The reason is simple; the English fox has been carefully husbanded, nurtured and culled. The hunt is the annual cull, operated in a narrow non-breeding season. Another fact. Amid all the intricate lines of the food chains that operate here in the country, with predators night and day hunting their quarry, only the fox sits at the top of the chain. No one preys on him. Without a selective reduction in his numbers, he would experience a population explosion with disastrous results for the rest of the ecology and just as bad for the foxes, reduced to scavenging garbage or fighting each other as the life support system ran out.
Another uncomfortable fact. The actual cull is conducted by three highly skilled professionals, the huntsman and two whippers-in. These men alone, plus the hounds, could do the job. That a hundred others in bright pink costumes choose to come after them may be traditional, picturesque or offensive, but it has nothing to do with the reduction of the numbers in the fox population.
These are the people who take their pleasure in riding at breakneck speed on large horses over some of the roughest countryside they can find - or that the fox can find for them. Personally, I think they are crazy, but then I don't hunt and don't even like horses.
A true cull is not just a decimation across the board; lorries can do that. A cull emulates Nature; as the lion of Africa or the wolf in the Arctic, it weeds out the weak, the old, the tired, the sick and the infirm. As in Nature, the great majority of the fit, virile animals in the prime escape, to mate, breed and produce equally fine offspring. Hence the genetic supremacy of the English fox.
The mainspring behind the conversion of millions of your constituents to the view of the zealots lies in anthropomorphism - an ugly Greek word that means two things: assumption by humans that wild animals share the same standards, criteria, attitudes and fears that we do; and a presumption that we can judge the worth of a wild animal whether we think he is pretty or not.
Most of those who live in our cities and suburbs, and thus the bulk supporting the Bill, have only ever seen a fox on a TV documentary. Here they are presented as little bundles of fluff called cubs. Like puppies and kittens, we judge them to be sweet, cute and fetching. Few mention that these bundles of fluff grow up to be the biggest mass killers in the English countryside.

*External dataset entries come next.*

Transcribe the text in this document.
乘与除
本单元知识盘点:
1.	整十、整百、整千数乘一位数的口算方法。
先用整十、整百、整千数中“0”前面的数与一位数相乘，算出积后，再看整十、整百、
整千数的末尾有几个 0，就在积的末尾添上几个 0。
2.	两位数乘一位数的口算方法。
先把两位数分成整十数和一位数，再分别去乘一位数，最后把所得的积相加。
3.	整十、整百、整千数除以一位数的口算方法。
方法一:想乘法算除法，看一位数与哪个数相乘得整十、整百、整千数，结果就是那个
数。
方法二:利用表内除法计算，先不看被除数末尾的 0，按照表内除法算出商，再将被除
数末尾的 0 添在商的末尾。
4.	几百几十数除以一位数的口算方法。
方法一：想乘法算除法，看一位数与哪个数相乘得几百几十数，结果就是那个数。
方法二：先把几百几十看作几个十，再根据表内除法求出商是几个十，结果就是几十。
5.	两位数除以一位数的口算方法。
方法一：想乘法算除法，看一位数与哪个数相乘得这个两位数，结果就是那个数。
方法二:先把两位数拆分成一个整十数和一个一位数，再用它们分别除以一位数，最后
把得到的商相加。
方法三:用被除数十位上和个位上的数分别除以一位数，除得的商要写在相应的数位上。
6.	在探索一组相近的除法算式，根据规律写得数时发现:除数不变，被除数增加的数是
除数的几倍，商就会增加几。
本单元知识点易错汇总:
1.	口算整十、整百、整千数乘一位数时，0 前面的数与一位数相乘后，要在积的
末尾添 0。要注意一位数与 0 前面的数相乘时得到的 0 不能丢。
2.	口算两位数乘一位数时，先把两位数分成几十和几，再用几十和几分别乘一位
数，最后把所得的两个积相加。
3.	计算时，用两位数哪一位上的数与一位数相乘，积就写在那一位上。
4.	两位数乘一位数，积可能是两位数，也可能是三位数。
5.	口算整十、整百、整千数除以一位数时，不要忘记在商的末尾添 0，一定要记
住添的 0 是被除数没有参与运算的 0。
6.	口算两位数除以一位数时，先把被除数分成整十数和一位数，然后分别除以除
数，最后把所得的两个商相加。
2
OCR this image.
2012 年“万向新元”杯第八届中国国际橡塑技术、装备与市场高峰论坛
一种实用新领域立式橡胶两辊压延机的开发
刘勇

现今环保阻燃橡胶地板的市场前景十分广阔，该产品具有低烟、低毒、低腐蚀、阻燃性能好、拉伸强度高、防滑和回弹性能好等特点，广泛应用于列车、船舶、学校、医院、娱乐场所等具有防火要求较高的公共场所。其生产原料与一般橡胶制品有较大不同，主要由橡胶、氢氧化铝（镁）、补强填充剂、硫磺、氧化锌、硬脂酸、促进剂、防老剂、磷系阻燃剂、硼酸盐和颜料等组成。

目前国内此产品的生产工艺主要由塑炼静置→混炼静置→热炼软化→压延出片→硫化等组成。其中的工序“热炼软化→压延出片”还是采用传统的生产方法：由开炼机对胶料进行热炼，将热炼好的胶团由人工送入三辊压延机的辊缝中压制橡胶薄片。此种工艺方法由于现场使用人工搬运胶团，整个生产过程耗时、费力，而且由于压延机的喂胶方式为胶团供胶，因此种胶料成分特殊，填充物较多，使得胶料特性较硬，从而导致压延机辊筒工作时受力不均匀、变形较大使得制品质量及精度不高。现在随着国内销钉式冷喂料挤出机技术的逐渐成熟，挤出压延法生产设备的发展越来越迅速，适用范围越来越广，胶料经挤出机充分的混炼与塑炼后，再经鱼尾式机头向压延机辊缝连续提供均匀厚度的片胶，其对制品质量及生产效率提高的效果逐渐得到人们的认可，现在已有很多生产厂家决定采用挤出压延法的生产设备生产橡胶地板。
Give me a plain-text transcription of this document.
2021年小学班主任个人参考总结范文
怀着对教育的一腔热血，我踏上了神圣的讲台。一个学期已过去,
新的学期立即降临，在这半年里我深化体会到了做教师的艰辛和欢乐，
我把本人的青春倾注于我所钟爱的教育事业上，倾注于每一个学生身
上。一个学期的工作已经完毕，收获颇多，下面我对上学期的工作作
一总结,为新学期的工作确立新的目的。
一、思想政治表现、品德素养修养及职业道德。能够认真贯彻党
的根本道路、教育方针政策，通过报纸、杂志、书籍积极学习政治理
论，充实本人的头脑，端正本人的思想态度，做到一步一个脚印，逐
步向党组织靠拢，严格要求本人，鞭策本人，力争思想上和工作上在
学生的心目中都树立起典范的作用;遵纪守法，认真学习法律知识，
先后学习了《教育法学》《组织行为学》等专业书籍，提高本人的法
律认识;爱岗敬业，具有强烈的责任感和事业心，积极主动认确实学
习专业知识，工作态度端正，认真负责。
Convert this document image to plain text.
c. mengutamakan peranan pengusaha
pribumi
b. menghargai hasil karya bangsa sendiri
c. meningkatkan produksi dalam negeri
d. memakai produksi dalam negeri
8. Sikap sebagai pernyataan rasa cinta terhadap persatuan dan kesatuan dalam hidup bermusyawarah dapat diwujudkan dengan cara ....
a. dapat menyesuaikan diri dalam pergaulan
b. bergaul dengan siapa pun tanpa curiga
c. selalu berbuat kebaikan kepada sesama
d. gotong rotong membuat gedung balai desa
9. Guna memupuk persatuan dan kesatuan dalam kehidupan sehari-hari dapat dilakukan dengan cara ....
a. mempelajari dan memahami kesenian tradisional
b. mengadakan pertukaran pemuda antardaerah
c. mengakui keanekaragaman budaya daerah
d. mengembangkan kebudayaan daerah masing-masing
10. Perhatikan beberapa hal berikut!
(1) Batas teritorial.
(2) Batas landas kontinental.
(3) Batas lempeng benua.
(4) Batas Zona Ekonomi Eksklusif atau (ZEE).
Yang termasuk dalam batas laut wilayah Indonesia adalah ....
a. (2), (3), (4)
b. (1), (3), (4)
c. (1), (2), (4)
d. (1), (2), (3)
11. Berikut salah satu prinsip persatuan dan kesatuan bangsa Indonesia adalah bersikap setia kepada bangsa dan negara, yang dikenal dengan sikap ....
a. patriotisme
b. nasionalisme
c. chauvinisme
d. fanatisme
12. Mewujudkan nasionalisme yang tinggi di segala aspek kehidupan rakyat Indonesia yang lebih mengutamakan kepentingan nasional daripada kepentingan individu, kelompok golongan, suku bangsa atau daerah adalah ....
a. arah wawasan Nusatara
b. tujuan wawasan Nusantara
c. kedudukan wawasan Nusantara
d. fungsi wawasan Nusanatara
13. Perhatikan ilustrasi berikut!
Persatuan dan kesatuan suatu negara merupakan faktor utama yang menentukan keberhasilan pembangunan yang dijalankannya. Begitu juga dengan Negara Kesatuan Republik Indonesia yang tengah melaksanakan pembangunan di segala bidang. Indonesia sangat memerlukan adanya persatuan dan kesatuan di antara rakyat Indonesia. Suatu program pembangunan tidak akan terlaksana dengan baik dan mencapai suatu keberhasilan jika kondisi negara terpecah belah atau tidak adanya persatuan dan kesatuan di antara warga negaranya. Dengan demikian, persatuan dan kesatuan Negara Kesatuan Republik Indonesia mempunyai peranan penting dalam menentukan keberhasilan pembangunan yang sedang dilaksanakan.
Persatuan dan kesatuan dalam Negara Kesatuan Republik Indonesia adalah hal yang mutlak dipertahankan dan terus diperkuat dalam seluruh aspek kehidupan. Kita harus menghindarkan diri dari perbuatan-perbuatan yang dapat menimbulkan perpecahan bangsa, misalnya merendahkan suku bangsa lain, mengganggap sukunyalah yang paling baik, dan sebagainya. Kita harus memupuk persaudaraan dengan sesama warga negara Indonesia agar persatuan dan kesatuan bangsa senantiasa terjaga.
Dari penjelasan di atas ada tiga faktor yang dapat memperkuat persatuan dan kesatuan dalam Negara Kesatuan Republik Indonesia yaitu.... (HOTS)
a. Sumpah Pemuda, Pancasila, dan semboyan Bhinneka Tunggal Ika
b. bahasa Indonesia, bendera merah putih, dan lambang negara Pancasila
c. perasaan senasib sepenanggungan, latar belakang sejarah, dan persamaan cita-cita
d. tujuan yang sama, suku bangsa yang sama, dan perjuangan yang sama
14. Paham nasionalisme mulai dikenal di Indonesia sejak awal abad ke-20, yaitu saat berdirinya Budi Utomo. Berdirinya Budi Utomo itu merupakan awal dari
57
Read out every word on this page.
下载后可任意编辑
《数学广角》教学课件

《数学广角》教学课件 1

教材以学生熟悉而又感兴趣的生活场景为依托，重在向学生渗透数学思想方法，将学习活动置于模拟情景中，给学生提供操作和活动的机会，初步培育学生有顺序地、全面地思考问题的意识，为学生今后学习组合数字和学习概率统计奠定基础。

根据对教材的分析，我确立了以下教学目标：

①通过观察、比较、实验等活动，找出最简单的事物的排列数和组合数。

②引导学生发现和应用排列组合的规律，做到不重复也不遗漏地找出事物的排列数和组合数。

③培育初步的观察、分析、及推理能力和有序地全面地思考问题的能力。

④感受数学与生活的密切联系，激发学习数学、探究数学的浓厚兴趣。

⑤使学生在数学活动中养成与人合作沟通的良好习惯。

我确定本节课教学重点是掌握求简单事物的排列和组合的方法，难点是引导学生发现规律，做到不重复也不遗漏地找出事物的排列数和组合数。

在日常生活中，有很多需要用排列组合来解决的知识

The fox is one of the three animals in our Nature (the other two are the mink and the polecat) that kills for pleasure, not just what it needs for food. The bunny rabbit is a cute little fellow too; in a full life a fox will happily kill a thousand of them. Chickens are quite harmless ladies and provide us with our eggs; a fox will slaughter the entire house of them for fun. Lambs are cute too; I know, because children come to my farm in lambing time just to cuddle them. There are two carcases in my yard at the moment (lambs, not children) that had their heads chewed off last night.
It is a harsh fact that death is an integral part of our rustic ecology. The owl, jay, magpie, crow, hawk and kestrel hunt eggs, voles, mice and shrews. The stoat, weasel and polecat prey on rabbits and ground-birds. The mink slaughters water fowl chicks. The fox has his honoured place in this scheme of hunter and hunted, but his numbers must be controlled. If you abolish the cull by hound, what is left? Gas: horrible and indiscriminate. Poison: it can empty an entire woodland, including domestic pets. Traps: savage and illegal. The rifle: no sharp-shooter can guarantee a head or heart shot. All imply a long, lingering death in hideous agony.
Only the hound can start the nocturnal fox from his daytime lie-up in dense cover and guarantee despatch in a few seconds or freedom intact.
It may be there is a case that the cull is not necessary at all. I doubt it but, if so, good government requires that the decision be made on the basis of profound study, factual evidence and the views of those steeped in knowledge of our countryside and the natural world within it.